The best approach to an insider-lead data incident investigation – even before you know the user’s intent – is to start with empathy. This can be a difficult mindset shift, as dealing with internal folks is way more fraught with challenges – it’s far simpler to triage all risks with the same tools and techniques at our disposal for external threats. However, this is the first step in building trust between the security team and the rest of the organization so the company can ensure the best path forward together.
Taking the time to properly connect with the employee in question, so that you understand their point of view, is essential to making sure the situation is handled appropriately. The “why” is a critical component of any insider-related investigation. And, as with all things, how you go about getting to that “why” is going to make all the difference.
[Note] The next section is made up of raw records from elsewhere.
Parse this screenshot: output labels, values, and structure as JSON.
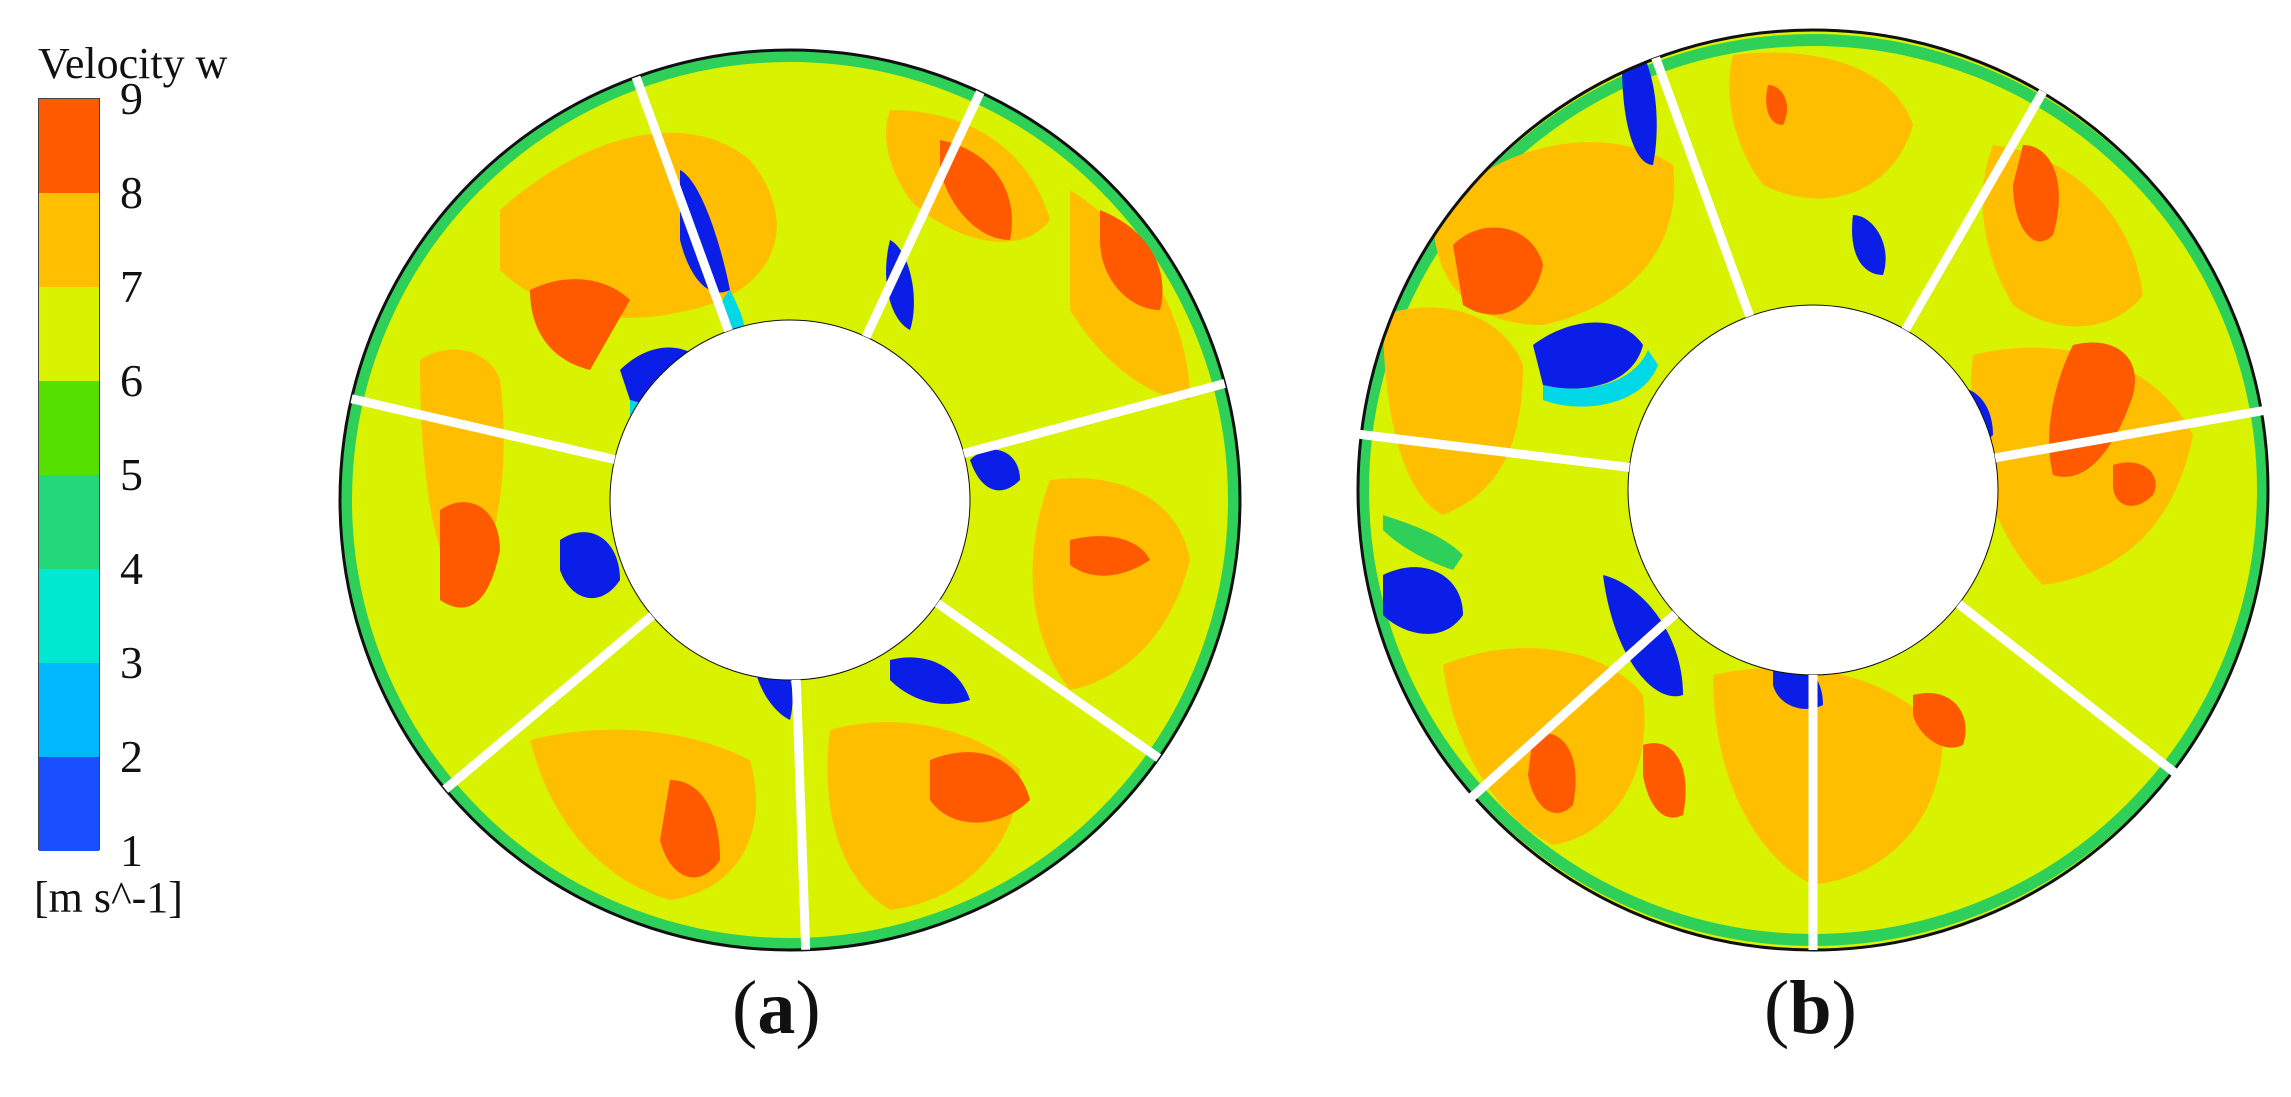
{
  "legend": {
    "title": "Velocity w",
    "unit": "[m s^-1]",
    "ticks": [
      "9",
      "8",
      "7",
      "6",
      "5",
      "4",
      "3",
      "2",
      "1"
    ],
    "colors": [
      "#ff5a00",
      "#ffbf00",
      "#d8f200",
      "#56e000",
      "#22d878",
      "#00e8d0",
      "#00b8ff",
      "#1a4fff"
    ]
  },
  "panels": [
    {
      "label": "a"
    },
    {
      "label": "b"
    }
  ],
  "colors": {
    "ring_base": "#d8f200",
    "orange": "#ffbf00",
    "red": "#ff5a00",
    "blue": "#0a1ee8",
    "cyan": "#00d8e8",
    "green": "#2fd05a"
  }
}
For example, maybe the employee was simply trying to accomplish a task and took a shortcut to get it done in time.
Another critical mindset shift is presuming the positive intent of your coworker — rather than assuming guilt. This doesn’t mean giving employees complete freedom with company data, it just means not assuming malintent without evidence. By ensuring you understand the employee’s point of view, and reassuring them that the security team is on their side, you create a dynamic in which both parties are more likely to be honest and can collaborate to find the best path forward.
How to create awareness among users and make sure it has a long-lasting effect?
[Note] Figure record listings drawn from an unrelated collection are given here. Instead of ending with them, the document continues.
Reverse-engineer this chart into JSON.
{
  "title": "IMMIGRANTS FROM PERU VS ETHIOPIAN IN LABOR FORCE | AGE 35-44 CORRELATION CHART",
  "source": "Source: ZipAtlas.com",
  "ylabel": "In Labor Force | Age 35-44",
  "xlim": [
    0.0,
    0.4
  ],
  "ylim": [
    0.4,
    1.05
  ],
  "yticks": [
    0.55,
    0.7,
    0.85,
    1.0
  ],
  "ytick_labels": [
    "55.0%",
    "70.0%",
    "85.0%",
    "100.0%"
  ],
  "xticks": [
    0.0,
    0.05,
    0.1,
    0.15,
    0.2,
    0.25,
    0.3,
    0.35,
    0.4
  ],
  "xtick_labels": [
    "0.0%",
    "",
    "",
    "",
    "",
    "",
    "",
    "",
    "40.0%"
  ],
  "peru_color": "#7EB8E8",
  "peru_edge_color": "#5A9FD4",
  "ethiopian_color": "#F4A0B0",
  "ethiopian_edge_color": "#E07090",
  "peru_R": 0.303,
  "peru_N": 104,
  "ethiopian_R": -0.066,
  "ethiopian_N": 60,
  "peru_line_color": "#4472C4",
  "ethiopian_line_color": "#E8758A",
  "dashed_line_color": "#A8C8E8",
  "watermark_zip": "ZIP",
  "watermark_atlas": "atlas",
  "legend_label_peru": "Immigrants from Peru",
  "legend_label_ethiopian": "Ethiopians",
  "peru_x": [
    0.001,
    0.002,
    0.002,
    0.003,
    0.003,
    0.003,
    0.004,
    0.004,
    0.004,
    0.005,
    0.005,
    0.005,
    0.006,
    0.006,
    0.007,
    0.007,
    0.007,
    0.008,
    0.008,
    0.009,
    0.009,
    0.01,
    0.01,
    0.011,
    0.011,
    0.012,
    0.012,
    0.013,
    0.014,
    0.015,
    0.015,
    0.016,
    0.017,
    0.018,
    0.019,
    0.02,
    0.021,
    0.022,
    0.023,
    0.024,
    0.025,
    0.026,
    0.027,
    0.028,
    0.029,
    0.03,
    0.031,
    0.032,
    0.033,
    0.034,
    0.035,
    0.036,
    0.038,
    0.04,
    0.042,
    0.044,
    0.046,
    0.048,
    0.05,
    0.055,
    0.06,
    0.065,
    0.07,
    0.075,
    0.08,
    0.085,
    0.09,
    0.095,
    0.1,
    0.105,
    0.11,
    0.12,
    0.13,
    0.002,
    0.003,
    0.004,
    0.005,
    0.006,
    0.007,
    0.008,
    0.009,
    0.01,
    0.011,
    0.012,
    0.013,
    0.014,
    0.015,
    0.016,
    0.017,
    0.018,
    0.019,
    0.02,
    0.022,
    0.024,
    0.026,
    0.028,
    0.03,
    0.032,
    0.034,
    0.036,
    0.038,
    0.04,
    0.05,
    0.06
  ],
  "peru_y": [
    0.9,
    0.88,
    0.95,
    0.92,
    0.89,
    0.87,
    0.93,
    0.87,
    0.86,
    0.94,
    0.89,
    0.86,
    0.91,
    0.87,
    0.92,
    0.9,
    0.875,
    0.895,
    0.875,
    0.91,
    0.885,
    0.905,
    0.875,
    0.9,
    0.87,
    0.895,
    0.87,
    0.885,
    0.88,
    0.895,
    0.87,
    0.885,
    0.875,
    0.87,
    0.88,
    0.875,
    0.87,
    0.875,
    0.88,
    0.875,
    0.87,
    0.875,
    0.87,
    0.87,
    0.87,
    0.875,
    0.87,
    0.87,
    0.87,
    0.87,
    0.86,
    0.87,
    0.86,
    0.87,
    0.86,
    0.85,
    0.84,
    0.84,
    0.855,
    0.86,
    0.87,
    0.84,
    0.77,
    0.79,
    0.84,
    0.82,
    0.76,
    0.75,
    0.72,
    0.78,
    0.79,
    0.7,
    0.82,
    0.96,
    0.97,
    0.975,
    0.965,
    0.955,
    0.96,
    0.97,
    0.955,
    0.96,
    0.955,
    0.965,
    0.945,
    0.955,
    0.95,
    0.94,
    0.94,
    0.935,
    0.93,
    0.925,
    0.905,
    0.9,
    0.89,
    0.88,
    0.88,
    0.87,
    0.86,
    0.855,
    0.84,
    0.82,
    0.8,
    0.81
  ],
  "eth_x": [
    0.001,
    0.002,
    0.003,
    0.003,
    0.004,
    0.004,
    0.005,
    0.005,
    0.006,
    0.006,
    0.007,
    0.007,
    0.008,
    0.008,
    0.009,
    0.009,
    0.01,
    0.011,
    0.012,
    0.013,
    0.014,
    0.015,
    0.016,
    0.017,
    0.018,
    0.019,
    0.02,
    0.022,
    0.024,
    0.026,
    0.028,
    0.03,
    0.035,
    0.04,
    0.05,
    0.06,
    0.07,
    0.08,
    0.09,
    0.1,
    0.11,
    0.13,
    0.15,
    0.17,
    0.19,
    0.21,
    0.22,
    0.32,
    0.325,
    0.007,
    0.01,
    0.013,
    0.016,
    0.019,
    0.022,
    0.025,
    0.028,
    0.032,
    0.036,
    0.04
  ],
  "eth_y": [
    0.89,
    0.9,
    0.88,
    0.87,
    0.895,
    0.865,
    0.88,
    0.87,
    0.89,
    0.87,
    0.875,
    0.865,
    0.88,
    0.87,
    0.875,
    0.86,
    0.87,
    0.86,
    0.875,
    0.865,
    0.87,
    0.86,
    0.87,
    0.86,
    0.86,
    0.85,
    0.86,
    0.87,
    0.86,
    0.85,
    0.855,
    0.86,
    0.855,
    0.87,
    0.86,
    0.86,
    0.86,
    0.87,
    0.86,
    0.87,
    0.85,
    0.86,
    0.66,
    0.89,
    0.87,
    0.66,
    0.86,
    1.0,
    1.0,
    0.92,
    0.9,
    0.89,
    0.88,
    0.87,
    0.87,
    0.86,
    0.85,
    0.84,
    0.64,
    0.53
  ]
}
Most companies hold security training as part of their onboarding process; some may also have an annual training refresh. However, even a once-yearly reminder of security protocols isn’t enough to ensure proper retention. The best way to create awareness among employees and make sure it sticks is to couple annual, biannual, or monthly training refreshes with active, in-the-moment reminders. Education can reduce alert fatigue and drive secure work habits by sending relevant, bite-sized content to inform users, which are automatically triggered by the actions that put data at risk.
For example, if your company doesn’t allow employees to share data using a specific file-sharing tool and someone tries to use that tool, stop the employee at the time of the event and share a short video about how to properly share files. This will remind employees of company policies and can show them appropriate alternatives to use instead. Guidance at the time of the misstep is highly effective at making sure the lesson sticks.
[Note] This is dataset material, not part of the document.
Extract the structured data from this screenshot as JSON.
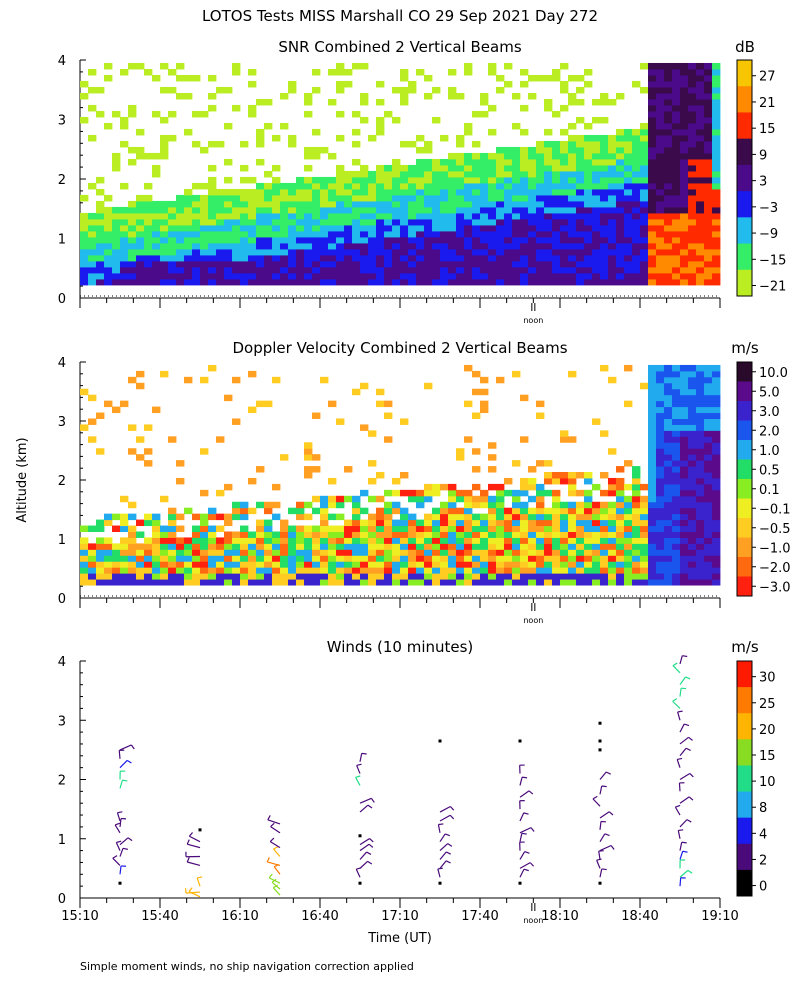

When it comes to your colleagues, simple education, delivered at the right time, can go a long way toward steering behaviors and building a security-aware culture — to getting end users working with you to mitigate harmful insider behaviors. This shift in approach results in expanded control over the data leaving your organization and secure work habits to decrease future chances of insiders putting data at risk.
Is there a universal solution to avoid internal breaches or does every company require a different approach?
Every company is different, which means every company will have specific processes and tools that work best for them. Insider risk requires an approach purpose-built to handle the specific nature of threats that come from inside an organization. However, there are insider risk management (IRM) software solutions available that can help automate some of these processes, and there are general steps every company can take to ensure proper compliance and thorough investigations:
- Identify and work to eliminate unconscious biases that may hinder appropriate action.
- Take the time to communicate with the offender to understand their point of view.
- Remind the offender of your supportive partnership to create an environment of honesty.
- Educate the offender about the best alternative courses of action for the future.
- Ensure any leaked or compromised data is handled appropriately.